En contraste, el mayor batacazo en Barcelona se lo anota Junts per Catalunya, que ya vio como en 2015 Ada Colau les arrebataba la alcaldía y ahora se desploma hasta quedarse únicamente con cinco concejales, frente a los diez del pasado mandato. La apuesta de Elsa Artadi, que como número dos era la virual cabeza de cartel ­–el número uno era el político preso Joaquim Forn­–, no ha cuajado. Leyendo el resultado en clave «nacional», Artadi apenas pudo felicitarse de que el independentismo vaya a gobernar la ciudad. Los neoconvergentes, sea como fuere, pasan a una posición irrelevante, aunque no tanto como las otras dos candidaturas independentistas que aspiraban a entrar en Barcelona: la de la CUP y la auspiciada por la Assemblea Nacional Catalana (ANC), con un Jordi Graupera que pese a todo el ruido generado en las redes sociales quedó bastante lejos del 5% necesario para obtener representación.
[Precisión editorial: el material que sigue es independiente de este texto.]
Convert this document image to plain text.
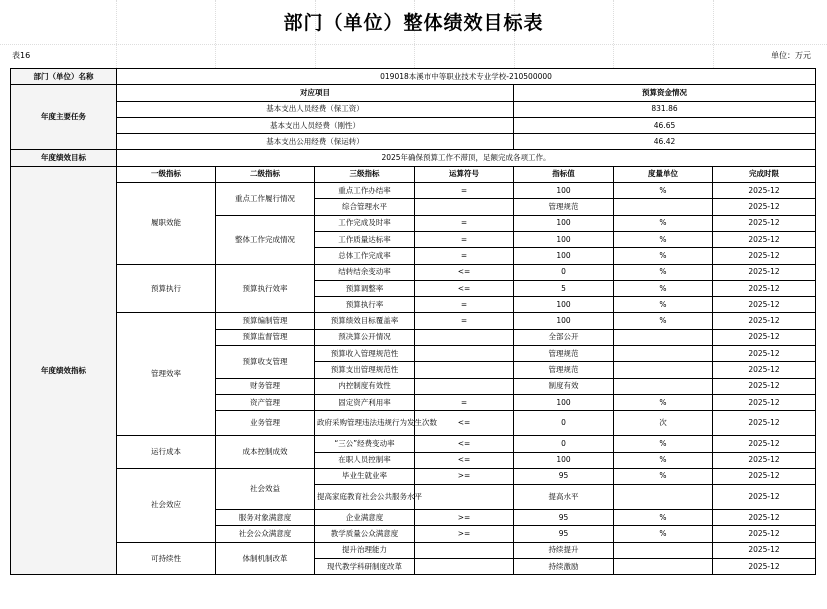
部门（单位）整体绩效目标表
表16	单位：万元
部门（单位）名称	019018本溪市中等职业技术专业学校-210500000						
年度主要任务	对应项目				预算资金情况		
	基本支出人员经费（保工资）				831.86		
	基本支出人员经费（刚性）				46.65		
	基本支出公用经费（保运转）				46.42		
年度绩效目标	2025年确保预算工作不滞顶，足额完成各项工作。						
年度绩效指标	一级指标	二级指标	三级指标	运算符号	指标值	度量单位	完成时限
	履职效能	重点工作履行情况	重点工作办结率	=	100	%	2025-12
			综合管理水平		管理规范		2025-12
		整体工作完成情况	工作完成及时率	=	100	%	2025-12
			工作质量达标率	=	100	%	2025-12
			总体工作完成率	=	100	%	2025-12
	预算执行	预算执行效率	结转结余变动率	<=	0	%	2025-12
			预算调整率	<=	5	%	2025-12
			预算执行率	=	100	%	2025-12
	管理效率	预算编制管理	预算绩效目标覆盖率	=	100	%	2025-12
		预算监督管理	预决算公开情况		全部公开		2025-12
		预算收支管理	预算收入管理规范性		管理规范		2025-12
			预算支出管理规范性		管理规范		2025-12
		财务管理	内控制度有效性		制度有效		2025-12
		资产管理	固定资产利用率	=	100	%	2025-12
		业务管理	政府采购管理违法违规行为发生次数	<=	0	次	2025-12
	运行成本	成本控制成效	“三公”经费变动率	<=	0	%	2025-12
			在职人员控制率	<=	100	%	2025-12
	社会效应	社会效益	毕业生就业率	>=	95	%	2025-12
			提高家庭教育社会公共服务水平		提高水平		2025-12
		服务对象满意度	企业满意度	>=	95	%	2025-12
		社会公众满意度	教学质量公众满意度	>=	95	%	2025-12
	可持续性	体制机制改革	提升治理能力		持续提升		2025-12
			现代教学科研制度改革		持续激励		2025-12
Decepcionante ha sido también el resultado obtenido por Manuel Valls, que a través de la plataforma apoyada por Ciudadanos apenas ha conseguido sumar un concejal a los cinco con que ya contaba la formación naranja en el pasado mandato. Las grandes expectativas con que lanzó su candidatura se han acabado diluyendo, un flojo resultado para el exprimer ministro de Francia, que ha visto como el voto constitucionalista lo ha sabido atraer el PSC y, en parte, aunque de manera más que ajustada, Josep Bou, que entra con dos ediles superando el 5% por apenas una centésima

En el conjunto de Cataluña, la noticia más relevante es la victoria rotunda de ERC, que se consolida como el partido con mayor implantación en el territorio, superando en este campo a Junts per Catalunya, que en ningún caso ha conseguido heredar el poderío municipal que tenía CiU en el conjunto de la comunidad, de manera relevante fuera del área metropolitana de Barcelona. Si la formación de Oriol Junqueras ya se presentó a estos comicios siendo el partido con mayor número de candidaturas, los resultados de anoche confirman a ERC como el partido con más implantación, superando los 3.000 concejales, con grandes resultados en municipios de tamaño medio y en plazas relevantes. Es el caso de Lérida, donde por 80 votos por primera vez ganan las elecciones en detrimento de un PSC que ha gobernado siempre allí, o en Tarragona. En esta última ciudad, los republicanos igualan con siete ediles al PSC, que pese a ganar ve como a Josep Fèlix Ballesteros se le complica la posibillidad de repetir como alcaldía.

Resultado en Cataluña

En la ciudad de Gerona, a la que el presidente Quim Torra alababa hace pocos días como la verdadera capital de Cataluña por su adhesión independentista, permanece como el último gran bastión de JpC, que logró anoche repetir el resultado de 2015 y Marta Madrenas podrá repetir como alcaldesa. No obstante, estos resultados para los republicanos quedan empañados por los números que reflejan las europeas, donde pierden no solo ante Carles Puigdemont, sino incluso ante el PSC, partido que se ve claramente favorecido por el efecto arrastre que siempre otorga gobernar.

El empuje de los republicanos en el conjunto del territorio es proporcional al retroceso de Junts per Catalunya, que no consigue replicar a nivel local las buenas cifras de las europeas. El PSC, por contra, vuelve a ganar músculo en los comicios locales, donde históricamente había sido siempre más fuerte. El partido de Miquel Iceta resiste con fuerza en el área metropolitana de Barcelona, y consolida victorias, incluso remachando mayorías absolutas en municipios como Santa Coloma de Gramenet y L’Hospitalet de Llobregat –segunda ciudad más poblada de la comunidad–. Núria Parlón y Núria Marín seguirán gobernando.